Ce « marché unique européen des données », comme le nomme le commissaire européen Thierry Breton, vise à mettre en place divers mécanismes de partage des données en faisant la promotion de la disponibilité des données pour alimenter différents usages (santé, mobilité, finance, administration, agriculture…). Ce qui sera permis grâce à la création d’un nouvel acteur : le service d’intermédiation de données. Les entreprises pourront ainsi partager volontairement leurs données, par l’intermédiaire de plateformes numériques, sans que le secret des affaires et la vie privée soient violées. Cette grande quantité de données pourra ainsi donner lieu à une exploitation par le biais de l’intelligence artificielle.

 

Les eurodéputés ont négocié des dispositions strictes de sorte qu’un accès équitable soit assuré et qu’une stimulation du partage de données soit enclenchée. Ils ont ainsi veillé à ce qu’aucune faille ne permette aux opérateurs de pays tiers d’abuser de ce nouveau dispositif. Ainsi, les organismes autorisant la réutilisation des données devront être équipés efficacement sur le plan technique pour que la confidentialité soit respectée.

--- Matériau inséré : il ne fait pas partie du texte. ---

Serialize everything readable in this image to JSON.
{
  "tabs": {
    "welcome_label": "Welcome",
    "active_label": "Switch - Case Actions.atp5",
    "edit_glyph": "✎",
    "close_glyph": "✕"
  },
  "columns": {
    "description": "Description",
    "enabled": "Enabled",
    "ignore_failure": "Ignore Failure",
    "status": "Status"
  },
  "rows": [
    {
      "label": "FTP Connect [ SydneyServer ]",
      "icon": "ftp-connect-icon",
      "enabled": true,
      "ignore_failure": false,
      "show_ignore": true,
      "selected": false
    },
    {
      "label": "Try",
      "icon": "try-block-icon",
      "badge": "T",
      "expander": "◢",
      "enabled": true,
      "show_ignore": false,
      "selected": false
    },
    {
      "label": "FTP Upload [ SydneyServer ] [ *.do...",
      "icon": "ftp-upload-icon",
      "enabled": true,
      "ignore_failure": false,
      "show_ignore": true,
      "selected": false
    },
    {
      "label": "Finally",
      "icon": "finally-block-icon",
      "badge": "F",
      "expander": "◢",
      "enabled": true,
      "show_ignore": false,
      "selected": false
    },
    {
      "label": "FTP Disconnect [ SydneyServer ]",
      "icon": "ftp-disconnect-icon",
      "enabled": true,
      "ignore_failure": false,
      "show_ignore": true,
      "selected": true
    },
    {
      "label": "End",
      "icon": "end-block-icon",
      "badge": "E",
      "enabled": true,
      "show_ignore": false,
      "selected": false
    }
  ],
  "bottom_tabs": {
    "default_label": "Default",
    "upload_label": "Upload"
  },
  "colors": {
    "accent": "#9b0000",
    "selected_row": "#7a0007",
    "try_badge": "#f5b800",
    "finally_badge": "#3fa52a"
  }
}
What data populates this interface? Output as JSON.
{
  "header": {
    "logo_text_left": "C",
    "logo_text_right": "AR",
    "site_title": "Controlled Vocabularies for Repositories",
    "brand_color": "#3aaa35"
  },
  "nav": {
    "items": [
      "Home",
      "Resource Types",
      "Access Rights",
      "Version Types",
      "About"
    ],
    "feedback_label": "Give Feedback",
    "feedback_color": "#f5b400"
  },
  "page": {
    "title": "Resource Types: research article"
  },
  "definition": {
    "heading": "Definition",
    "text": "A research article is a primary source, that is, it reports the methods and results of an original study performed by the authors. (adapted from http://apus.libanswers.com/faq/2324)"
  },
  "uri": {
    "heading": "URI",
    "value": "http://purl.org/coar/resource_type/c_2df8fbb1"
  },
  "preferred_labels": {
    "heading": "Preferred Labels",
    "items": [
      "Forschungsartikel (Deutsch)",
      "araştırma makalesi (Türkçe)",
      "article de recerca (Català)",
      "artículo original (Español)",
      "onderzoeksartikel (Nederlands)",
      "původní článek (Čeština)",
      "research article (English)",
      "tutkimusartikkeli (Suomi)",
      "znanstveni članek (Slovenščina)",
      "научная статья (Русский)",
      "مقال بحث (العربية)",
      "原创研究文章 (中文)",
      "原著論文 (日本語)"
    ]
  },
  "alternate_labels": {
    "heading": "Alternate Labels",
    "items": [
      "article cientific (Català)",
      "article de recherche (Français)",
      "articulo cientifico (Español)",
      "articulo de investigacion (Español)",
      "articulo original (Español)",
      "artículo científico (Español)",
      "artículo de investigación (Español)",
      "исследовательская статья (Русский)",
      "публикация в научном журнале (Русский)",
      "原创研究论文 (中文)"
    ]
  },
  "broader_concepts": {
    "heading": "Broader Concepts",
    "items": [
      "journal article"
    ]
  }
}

Se réserver des droits exclusifs pour la réutilisation de certaines données devra être évité par les entreprises publiques et tout accord exclusif ne pourra excéder 12 mois pour les nouveaux contrats et 2,5 ans pour les contrats déjà existants pour faciliter l’accès à un large éventail de données pour les Startup et PME.

 

Les particuliers bénéficieront également du DGA. En effet, les services d’intermédiation leur permettront d’exercer leurs droits dans le cadre du Règlement général sur la protection des données (RGPD). Ainsi, il sera possible de partager mais pas de vendre ces informations à des entreprises de confiance, permettant un plus large contrôle sur ses données.  Les services de partage de données utiliseront un logo européen commun, certifiant leur conformité et un registre électronique consultable des données du secteur public sera mis à disposition par la Commission via un point d’accès unique européen.  Le Parlement et le Conseil doivent encore approuver formellement ce nouvel accord et l’application de ces règles est fixée à 15 mois après l’entrée en vigueur du règlement.

 

Le DGA marque une étape importante de la stratégie européenne visant une Europe souveraine des données. Ce texte est pleinement aligné avec les principes et les valeurs de l’Union européenne. L’UE se sert de sa force d’être une union d’États : en s’alliant, les différents membres peuvent avoir accès à des larges quantités de données. L’Union européenne veut ainsi encourager l’innovation sur son territoire en sécurisant les échanges et la réutilisation de data pour contrer ses concurrents et notamment les États-Unis et la Chine. Les États européens sont ainsi encouragés à développer des applications innovantes dans divers secteurs centraux tels que la justice ou encore la santé.

 

Selon Angelika Niebler, députée européenne, « la révolution des données n’attendra pas l’Europe, nous devons agir maintenant si les entreprises numériques européennes veulent avoir une place parmi les meilleurs innovateurs numériques du monde ».

En effet, l’Europe a parfois donné le sentiment d’être marginalisée dans la révolution des Nouvelles Technologies de l’Information et de la Communication (NTIC), notamment en ce qui concerne la révolution des services internet grand public ; elle ne peut se permettre de manquer la révolution des données. Par cet acte, l’Union européenne montre qu’elle ne compte pas s’incliner face à d’autres grandes puissances et souhaite avoir sa place dans la course aux data.